The report notes that Georgia does not have an independent effective mechanism for investigating crimes committed by law enforcement officials. ‘In July, the Georgian Young Lawyers’ Association (GYLA), a leading human rights group, published a report analyzing 22 cases they litigated in the past two years concerning alleged torture and ill-treatment by law enforcement officials. GYLA concluded that in most cases the investigations were ineffective. In several cases, officials retaliated against the victims who had filed complaints by pressing administrative and criminal proceedings against them’, the report reads.
LGBTIQ rights remained a heavily politicised issue in 2016. ‘In August, President Giorgi Margvelashvili blocked a referendum bid on defining marriage as a union of a man and a woman, saying that the issue is already covered in the civil code. Prime Minister Giorgi Kvirikashvili vowed to pursue a constitutional definition of marriage after the October elections, arguing that this would help counter alleged Western efforts to spread same-sex marriage “propaganda” in Georgia.
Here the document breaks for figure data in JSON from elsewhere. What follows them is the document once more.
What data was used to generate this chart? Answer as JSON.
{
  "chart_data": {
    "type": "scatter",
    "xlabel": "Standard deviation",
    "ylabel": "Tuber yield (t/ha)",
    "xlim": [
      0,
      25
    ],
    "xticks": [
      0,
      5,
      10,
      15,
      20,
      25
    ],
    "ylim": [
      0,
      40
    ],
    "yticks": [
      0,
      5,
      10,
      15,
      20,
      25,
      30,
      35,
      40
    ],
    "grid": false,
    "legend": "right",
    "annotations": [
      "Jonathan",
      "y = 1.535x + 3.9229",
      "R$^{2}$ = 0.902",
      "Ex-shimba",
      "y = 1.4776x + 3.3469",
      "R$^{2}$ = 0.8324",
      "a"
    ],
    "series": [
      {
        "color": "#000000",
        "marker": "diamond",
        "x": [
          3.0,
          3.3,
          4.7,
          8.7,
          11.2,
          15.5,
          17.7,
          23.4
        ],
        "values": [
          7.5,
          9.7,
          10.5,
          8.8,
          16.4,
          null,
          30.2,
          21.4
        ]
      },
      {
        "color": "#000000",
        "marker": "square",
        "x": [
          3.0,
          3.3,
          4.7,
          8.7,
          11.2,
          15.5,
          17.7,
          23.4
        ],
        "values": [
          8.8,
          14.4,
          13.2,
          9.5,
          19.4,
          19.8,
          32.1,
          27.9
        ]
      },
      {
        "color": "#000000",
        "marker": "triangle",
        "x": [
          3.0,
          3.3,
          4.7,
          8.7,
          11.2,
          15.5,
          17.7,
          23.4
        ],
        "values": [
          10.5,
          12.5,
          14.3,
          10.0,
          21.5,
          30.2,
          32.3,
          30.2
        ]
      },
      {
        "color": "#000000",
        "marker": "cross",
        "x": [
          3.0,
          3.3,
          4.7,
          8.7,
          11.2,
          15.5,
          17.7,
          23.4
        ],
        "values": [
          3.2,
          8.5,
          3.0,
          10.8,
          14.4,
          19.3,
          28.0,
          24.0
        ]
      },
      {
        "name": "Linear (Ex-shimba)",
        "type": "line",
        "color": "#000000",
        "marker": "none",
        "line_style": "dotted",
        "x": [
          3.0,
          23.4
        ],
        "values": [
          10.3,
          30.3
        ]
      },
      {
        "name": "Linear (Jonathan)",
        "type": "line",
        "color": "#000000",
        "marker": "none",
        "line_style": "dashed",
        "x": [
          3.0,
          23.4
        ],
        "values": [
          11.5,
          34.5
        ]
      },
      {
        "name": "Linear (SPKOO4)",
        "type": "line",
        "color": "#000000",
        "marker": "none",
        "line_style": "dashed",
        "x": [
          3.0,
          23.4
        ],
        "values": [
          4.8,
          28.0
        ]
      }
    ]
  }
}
Local rights groups feared this effort would further marginalize the LGBT community and intensify anti-LGBT prejudice’, the report reads.
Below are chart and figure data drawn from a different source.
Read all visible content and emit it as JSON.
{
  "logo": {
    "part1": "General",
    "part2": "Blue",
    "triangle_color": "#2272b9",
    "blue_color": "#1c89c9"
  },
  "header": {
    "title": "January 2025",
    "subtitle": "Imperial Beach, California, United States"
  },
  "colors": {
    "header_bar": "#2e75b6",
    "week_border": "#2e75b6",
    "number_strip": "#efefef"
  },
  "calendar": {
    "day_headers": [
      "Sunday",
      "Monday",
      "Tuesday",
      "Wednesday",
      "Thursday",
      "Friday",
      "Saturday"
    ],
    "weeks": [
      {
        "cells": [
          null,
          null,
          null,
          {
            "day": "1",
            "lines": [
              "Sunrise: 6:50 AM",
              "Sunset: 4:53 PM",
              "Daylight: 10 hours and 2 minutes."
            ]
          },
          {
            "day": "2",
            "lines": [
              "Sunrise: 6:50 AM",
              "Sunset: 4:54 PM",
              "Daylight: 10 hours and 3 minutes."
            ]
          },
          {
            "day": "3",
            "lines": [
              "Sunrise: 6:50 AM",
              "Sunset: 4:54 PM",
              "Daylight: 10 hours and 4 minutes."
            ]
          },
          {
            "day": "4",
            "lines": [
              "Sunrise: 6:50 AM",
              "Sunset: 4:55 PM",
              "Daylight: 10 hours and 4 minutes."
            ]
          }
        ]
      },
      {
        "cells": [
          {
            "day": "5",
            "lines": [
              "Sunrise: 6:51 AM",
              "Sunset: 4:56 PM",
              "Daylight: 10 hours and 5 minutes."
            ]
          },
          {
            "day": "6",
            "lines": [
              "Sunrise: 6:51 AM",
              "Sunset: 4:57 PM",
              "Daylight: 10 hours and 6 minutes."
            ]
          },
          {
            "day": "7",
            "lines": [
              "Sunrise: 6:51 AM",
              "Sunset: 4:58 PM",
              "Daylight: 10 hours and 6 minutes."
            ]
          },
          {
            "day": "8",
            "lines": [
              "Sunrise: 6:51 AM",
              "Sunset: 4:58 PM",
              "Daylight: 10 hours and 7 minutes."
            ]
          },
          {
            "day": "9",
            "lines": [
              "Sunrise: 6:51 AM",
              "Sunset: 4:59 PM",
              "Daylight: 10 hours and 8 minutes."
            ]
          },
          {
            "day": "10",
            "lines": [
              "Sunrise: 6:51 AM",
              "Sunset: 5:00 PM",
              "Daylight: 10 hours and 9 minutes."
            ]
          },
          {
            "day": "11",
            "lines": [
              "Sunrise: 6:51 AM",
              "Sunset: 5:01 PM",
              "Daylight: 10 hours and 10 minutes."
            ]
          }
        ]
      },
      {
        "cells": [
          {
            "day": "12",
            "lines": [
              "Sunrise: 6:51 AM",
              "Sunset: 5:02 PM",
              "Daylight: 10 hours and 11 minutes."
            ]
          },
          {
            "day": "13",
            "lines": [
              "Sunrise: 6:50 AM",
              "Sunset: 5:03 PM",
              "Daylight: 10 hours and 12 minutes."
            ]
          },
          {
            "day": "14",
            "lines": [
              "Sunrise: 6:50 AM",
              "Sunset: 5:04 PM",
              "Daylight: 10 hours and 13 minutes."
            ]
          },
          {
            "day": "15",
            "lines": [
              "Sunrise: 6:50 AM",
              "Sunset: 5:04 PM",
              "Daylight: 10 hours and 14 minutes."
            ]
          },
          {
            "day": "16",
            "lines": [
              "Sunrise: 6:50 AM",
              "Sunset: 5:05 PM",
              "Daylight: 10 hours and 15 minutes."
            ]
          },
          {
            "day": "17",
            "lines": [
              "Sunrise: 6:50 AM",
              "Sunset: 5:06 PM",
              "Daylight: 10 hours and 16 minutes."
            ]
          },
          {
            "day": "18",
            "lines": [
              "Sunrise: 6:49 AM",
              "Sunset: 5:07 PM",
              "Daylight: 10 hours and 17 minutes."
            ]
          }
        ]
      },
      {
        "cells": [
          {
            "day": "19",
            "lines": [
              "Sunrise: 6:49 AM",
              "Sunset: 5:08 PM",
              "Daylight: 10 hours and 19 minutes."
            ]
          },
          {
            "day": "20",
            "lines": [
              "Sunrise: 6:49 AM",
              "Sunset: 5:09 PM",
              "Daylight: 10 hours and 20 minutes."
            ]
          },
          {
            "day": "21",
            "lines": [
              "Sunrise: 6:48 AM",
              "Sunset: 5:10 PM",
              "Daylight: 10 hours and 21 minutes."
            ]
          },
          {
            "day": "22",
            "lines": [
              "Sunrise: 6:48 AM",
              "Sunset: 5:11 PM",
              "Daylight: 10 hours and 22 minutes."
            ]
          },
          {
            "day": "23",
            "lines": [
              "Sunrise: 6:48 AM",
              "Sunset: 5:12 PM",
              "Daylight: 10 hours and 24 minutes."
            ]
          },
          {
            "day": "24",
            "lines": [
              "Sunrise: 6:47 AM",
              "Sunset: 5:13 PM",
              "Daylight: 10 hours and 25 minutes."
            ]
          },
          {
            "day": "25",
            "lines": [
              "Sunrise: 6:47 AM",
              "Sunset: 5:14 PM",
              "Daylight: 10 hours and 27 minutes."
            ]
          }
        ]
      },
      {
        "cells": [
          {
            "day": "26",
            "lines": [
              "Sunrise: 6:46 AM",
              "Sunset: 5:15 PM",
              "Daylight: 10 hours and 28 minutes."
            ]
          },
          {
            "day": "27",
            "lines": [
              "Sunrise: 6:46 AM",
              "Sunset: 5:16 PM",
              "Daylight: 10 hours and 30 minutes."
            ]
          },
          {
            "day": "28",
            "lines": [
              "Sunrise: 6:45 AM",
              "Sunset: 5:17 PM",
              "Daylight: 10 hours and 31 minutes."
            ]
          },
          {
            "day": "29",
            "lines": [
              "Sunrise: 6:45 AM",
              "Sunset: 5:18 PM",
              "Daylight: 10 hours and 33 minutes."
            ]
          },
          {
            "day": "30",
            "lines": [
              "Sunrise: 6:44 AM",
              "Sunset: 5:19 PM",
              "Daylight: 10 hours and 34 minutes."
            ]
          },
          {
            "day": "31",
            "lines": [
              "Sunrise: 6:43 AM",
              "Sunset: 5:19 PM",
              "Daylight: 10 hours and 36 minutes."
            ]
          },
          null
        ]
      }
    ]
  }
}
In the chapter dedicated to Russia, the authors noted that harassment of Salafi Muslim communities remained a problem. The state of human rights in Chechnya have also deteriorated, including the arrest of Caucasian Knot’s journalist, Zhalavdi Geriyev.
‘Armed confrontations between Islamist insurgents and law enforcement agencies continued in the North Caucasus, particularly in Dagestan. Russia media continued to report on North Caucasus residents leaving Russia and joining the Islamic State (also known as ISIS) as well as on cases of detentions of North Caucasus residents allegedly affiliated with ISIS. Salafi Muslim communities in Dagestan were subject to intense scrutiny and harassment as law enforcement largely equated them with insurgents or their collaborators. Authorities placed Salafis on watch lists, repeatedly detained and questioned many of them without specific grounds; raided Salafi mosques; and carried out mass detentions of believers. They closed several Salafi mosques, including in Makhachkala, Dagestan’s capital. Chechnya’s strongman, Ramzan Kadyrov, asserted that Salafis have no place in Chechnya, instructing police to punish those who stray from Sufi Islam, traditional for the region. Police raids against Salafis were widespread. Authorities also pursued collective punishment, including punitive house burnings, against relatives of alleged insurgents’, the report reads.
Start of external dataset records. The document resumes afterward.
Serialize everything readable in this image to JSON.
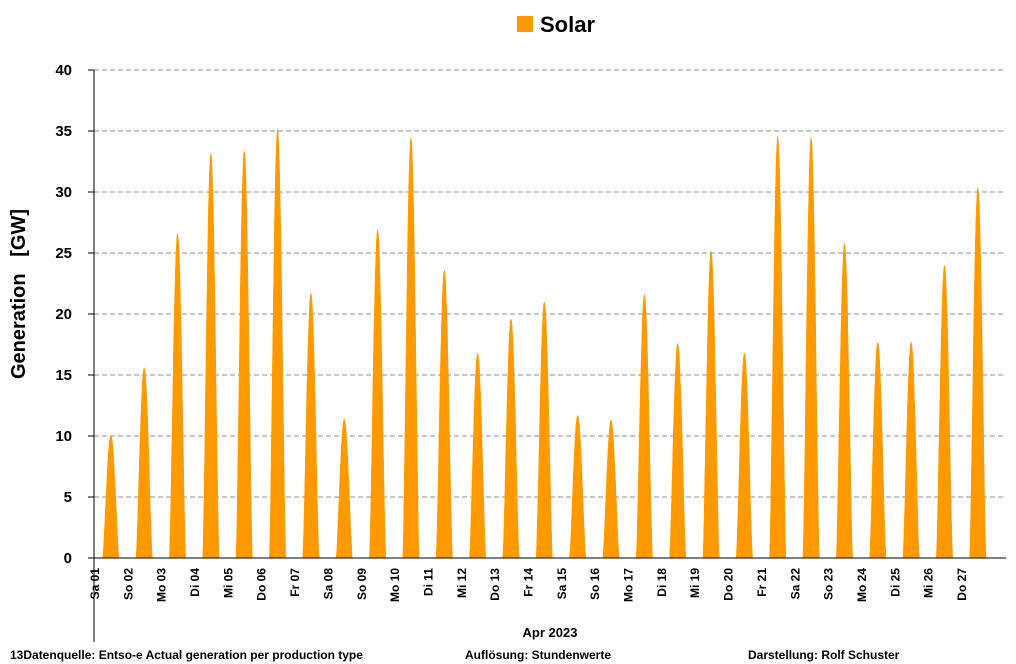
{
  "chart_data": {
    "type": "area",
    "ylabel": "Generation   [GW]",
    "xlabel": "Apr 2023",
    "ylim": [
      0,
      40
    ],
    "yticks": [
      0,
      5,
      10,
      15,
      20,
      25,
      30,
      35,
      40
    ],
    "grid": "horizontal dashed",
    "legend_position": "top-center",
    "categories": [
      "Sa 01",
      "So 02",
      "Mo 03",
      "Di 04",
      "Mi 05",
      "Do 06",
      "Fr 07",
      "Sa 08",
      "So 09",
      "Mo 10",
      "Di 11",
      "Mi 12",
      "Do 13",
      "Fr 14",
      "Sa 15",
      "So 16",
      "Mo 17",
      "Di 18",
      "Mi 19",
      "Do 20",
      "Fr 21",
      "Sa 22",
      "So 23",
      "Mo 24",
      "Di 25",
      "Mi 26",
      "Do 27"
    ],
    "series": [
      {
        "name": "Solar",
        "color": "#FF9900",
        "daily_peak": [
          10.1,
          15.6,
          26.6,
          33.2,
          33.4,
          35.2,
          21.7,
          11.4,
          26.9,
          34.5,
          23.6,
          16.8,
          19.6,
          21.0,
          11.7,
          11.3,
          21.6,
          17.6,
          25.2,
          16.8,
          34.6,
          34.5,
          25.8,
          17.7,
          17.7,
          24.0,
          30.4
        ]
      }
    ]
  },
  "footer": {
    "source": "13Datenquelle: Entso-e  Actual generation per production type",
    "resolution": "Auflösung: Stundenwerte",
    "author": "Darstellung:  Rolf Schuster"
  }
}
According to the report, ‘Ahead of September elections for the head (governor) of Chechnya, local authorities targeted critics and those deemed disloyal to Kadyrov, including through abductions and enforced disappearances, ill-treatment, death threats, and threats of violence against relatives. Chechnya’s authorities also attacked critical journalists and human rights defenders. In March, a group of masked men believed to be Chechen officials’ proxies, attacked a minibus carrying Russian and foreign journalists traveling to Chechnya, beat the journalists, and burned the bus. The following week, thugs apparently acting as Chechen authorities’ proxies physically attacked the leader of Joint Mobile Group for Human Rights Defenders in Chechnya (JMG). JMG withdrew its team from Chechnya for security reasons. In May, Chechen police arbitrarily detained and threatened a Russian journalist researching a punitive house-burning. In September, following an unfair trial, a Chechnya court sentenced 23-year-old local journalist Zhalaudi Geriev to three years’ imprisonment on fabricated drug possession charges, apparently in retaliation for his work with Caucasian Knot, known for critical coverage of Chechnya.’